Chagas disease, caused by the protozoan Trypanosoma cruzi, is considered a neglected tropical disease and affects more than 6 million people in the Americas. The current treatment of T. cruzi infection is based on nitro-heterocyclic compounds. These drugs are effective in the acute phase but present low efficacy in the chronic phase of the infection. It is known that nitro-heterocyclic compounds need to be reduced by parasite reductases to exert their trypanocidal effects; however, the mechanism of action is not clearly understood.

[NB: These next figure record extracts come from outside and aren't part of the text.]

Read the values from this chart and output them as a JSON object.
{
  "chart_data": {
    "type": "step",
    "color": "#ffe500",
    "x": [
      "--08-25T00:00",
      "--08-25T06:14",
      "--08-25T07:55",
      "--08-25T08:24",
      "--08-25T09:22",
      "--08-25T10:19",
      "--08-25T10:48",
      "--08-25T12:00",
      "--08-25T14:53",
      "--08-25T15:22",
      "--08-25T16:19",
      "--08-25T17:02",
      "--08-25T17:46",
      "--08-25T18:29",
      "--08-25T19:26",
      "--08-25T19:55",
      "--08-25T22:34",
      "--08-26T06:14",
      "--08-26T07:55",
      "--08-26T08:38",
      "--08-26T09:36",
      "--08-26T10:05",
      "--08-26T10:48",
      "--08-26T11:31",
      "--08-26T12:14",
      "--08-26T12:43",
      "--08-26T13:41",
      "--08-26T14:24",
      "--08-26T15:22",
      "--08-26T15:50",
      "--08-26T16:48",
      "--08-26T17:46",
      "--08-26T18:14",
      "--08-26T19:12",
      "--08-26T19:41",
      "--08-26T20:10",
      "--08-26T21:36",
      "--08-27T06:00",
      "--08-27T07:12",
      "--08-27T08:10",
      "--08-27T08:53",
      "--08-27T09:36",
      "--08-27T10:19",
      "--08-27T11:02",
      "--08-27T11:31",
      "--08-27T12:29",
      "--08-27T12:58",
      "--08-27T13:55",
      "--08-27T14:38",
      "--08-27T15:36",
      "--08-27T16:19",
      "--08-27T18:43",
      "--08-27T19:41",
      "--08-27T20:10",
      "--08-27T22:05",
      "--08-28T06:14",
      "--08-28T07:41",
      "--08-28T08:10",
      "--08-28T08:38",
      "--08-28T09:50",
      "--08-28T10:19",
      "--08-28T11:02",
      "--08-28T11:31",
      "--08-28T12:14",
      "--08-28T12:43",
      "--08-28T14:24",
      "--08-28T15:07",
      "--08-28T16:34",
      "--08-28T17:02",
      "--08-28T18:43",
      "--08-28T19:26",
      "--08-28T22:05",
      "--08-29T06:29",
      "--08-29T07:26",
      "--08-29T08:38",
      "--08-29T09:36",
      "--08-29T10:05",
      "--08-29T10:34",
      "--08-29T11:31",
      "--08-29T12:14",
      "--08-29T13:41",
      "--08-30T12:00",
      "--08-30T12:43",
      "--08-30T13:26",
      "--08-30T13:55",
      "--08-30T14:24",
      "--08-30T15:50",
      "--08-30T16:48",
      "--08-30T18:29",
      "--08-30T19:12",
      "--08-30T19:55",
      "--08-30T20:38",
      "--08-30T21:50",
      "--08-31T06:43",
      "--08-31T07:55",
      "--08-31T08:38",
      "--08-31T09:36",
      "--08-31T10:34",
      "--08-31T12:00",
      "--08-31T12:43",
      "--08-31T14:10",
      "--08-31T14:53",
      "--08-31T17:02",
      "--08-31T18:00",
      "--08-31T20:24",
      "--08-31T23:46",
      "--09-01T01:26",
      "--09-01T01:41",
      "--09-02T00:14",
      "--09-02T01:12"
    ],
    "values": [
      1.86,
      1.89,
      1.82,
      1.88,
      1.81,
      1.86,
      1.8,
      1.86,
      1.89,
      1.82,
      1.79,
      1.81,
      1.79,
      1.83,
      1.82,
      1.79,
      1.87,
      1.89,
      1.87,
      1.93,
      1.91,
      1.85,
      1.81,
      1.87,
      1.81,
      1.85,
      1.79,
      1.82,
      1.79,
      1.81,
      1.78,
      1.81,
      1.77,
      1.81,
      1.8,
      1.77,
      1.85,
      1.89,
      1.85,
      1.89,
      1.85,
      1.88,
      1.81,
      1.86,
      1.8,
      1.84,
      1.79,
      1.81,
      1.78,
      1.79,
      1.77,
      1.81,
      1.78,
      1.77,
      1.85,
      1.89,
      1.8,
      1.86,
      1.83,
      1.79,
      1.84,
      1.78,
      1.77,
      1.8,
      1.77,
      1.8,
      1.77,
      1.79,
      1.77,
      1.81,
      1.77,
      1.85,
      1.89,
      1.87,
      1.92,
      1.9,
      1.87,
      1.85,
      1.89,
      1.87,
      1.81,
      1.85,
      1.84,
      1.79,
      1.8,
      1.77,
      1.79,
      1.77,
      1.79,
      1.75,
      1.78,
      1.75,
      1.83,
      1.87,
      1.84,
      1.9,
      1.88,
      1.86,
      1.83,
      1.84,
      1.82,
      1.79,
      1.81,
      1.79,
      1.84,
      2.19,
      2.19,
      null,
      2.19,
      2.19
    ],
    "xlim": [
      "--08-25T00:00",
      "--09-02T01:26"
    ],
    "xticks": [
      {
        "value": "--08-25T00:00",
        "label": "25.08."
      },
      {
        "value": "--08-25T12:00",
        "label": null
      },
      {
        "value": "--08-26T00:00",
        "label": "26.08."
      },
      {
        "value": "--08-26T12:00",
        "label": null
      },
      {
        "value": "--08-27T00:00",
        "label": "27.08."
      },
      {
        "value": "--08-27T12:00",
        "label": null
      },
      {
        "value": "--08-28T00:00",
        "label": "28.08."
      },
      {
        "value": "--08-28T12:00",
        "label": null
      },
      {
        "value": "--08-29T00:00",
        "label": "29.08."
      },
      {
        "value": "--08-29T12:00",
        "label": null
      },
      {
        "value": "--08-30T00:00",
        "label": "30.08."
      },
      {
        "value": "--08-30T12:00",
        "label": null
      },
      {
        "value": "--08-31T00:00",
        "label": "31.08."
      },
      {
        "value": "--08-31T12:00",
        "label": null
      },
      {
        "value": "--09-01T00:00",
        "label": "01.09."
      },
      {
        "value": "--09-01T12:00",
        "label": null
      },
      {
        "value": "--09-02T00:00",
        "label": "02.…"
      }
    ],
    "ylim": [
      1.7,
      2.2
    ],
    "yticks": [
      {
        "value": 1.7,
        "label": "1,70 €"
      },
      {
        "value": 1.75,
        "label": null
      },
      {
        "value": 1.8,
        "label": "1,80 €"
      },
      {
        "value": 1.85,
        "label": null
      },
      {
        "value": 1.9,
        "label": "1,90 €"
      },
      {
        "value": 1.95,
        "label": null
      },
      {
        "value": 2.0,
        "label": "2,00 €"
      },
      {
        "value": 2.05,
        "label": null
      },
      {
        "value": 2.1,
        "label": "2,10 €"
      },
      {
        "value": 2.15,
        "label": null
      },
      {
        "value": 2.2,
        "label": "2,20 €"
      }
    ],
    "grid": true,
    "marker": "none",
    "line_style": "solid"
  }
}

Recent research suggests that the T. cruzi aldo-keto reductase (TcAKR) has affinity for Benznidazole (Bz), the drug used for Chagas treatment, and is involved in the resistance to this drug1. Protein–ligand interactions are fundamental to almost all processes studied for live sciences; chemical interactions and biological recognition are steep fundamentally in discovering new drugs. Success depends on the interaction of the ligand with highly specific sites in the protein. In this work we explored the interaction of TcAKR with Bz, using computer techniques. The goal was to identify possible sites of high affinity for the drug within the protein. In order to boost the protein-ligand match, we performed Molecular Dynamics (MD) simulations with different Bz-TcAKR ratios. This sampling allowed us to identify regions in the protein with affinity for the drug. Using this tool we were able to study dynamical properties of the protein with and without the drug. Besides, main specific interaction between the drug and the protein were identified, like hydrogen bond and salt bridges. Calculations allowed us to identify possible site of binding by comparison their free energy (MMPGSA). These studies provide new insights about TcAKR-Bz interaction that could favor the development of new strategies to attack the parasite.